The safety and scientific validity of this study is the responsibility of the study sponsor and investigators. Listing a study does not mean it has been evaluated by the U.S. Federal Government. Know the risks and potential benefits of clinical studies and talk to your health care provider before participating. Read our disclaimer for details.
 
ClinicalTrials.gov Identifier: NCT04621279
Recruitment Status : Not yet recruiting
First Posted : November 9, 2020
Last Update Posted : January 27, 2022
Sponsor:
Collaborators:
Nationwide Children's Hospital
University of California, San Francisco
Children's National Research Institute
Children's Hospital Los Angeles
Washington University School of Medicine
St. Louis University
University of Washington
Stanford University
Children's Hospital of Philadelphia
University of Utah Hospital
University of Pittsburgh Medical Center
Emory University
Children's Hospital Medical Center, Cincinnati
University College Cork
Information provided by (Responsible Party):
Lina Chalak, University of Texas Southwestern Medical Center

Brief Summary:
To determine effectiveness of therapy to improve neurodevelopmental outcomes in infants with mild HIE. To determine the adverse effects of TH in mild HIE on the neonate and his/her family. Determine heterogeneity of the treatment effect across key subgroups obtained in the first 6 hours after birth prior to the decision to initiate therapy.

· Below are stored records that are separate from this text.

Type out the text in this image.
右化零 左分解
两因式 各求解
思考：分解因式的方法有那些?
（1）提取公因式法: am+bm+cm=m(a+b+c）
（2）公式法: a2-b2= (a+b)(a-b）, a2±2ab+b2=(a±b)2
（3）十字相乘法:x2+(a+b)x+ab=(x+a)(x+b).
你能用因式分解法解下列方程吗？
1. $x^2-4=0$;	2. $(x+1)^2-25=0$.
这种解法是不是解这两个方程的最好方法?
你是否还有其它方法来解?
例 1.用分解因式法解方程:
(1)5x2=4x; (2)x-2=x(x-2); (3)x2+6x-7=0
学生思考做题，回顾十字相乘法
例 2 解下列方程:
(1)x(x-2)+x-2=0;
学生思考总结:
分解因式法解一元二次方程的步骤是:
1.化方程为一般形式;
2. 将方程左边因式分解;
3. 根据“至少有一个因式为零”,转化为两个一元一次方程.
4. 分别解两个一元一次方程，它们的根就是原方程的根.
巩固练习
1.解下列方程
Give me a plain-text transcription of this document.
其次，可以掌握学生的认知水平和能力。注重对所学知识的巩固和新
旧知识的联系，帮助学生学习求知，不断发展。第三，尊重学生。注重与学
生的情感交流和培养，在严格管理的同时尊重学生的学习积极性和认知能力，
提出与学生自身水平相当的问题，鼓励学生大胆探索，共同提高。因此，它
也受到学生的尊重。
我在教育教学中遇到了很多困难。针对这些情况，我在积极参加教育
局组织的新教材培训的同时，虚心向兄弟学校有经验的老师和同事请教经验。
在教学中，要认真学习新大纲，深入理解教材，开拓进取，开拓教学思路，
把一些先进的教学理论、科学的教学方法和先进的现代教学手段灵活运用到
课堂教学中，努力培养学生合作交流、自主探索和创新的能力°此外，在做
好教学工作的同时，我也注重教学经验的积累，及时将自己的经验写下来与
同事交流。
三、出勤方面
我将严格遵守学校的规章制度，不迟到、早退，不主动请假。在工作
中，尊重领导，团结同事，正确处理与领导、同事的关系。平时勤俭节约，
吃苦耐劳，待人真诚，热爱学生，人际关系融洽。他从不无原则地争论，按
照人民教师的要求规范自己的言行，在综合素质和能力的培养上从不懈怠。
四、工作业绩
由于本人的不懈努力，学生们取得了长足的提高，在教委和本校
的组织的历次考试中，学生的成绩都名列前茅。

Condition or disease Intervention/treatment
Mild Hypoxic Ischaemic Encephalopathy of Newborn Procedure: Normothermia Procedure: Whole body therapeutic hypothermia

Detailed Description:
This study leverages practice variation within and across 15 participating sites to compare the effectiveness of TH versus normothermia for mild HIE on neurodevelopmental outcomes at 2 years of age.After standardizing all aspects of clinical care for mild HIE (except for TH vs. normothermia)we will enroll 460 infants with mild HIE into the longitudinal, observational comparative effectiveness study.The central aim of the comparative longitudinal cohort of mild HIE is (1) to compare the effectiveness of hypothermia to normothermia on neurodevelopmental outcomes at 2 years, (2) determine the adverse effects of TH on the infant and his/her family; and (3) determine the heterogeneity of treatment effects (moderating effect) across mild HIE subgroups as determined by physiological biomarkers obtained during the 6 hours window to initiate hypothermia. The decision to apply TH or normothermia will be entirely determined by practice parameters at each site.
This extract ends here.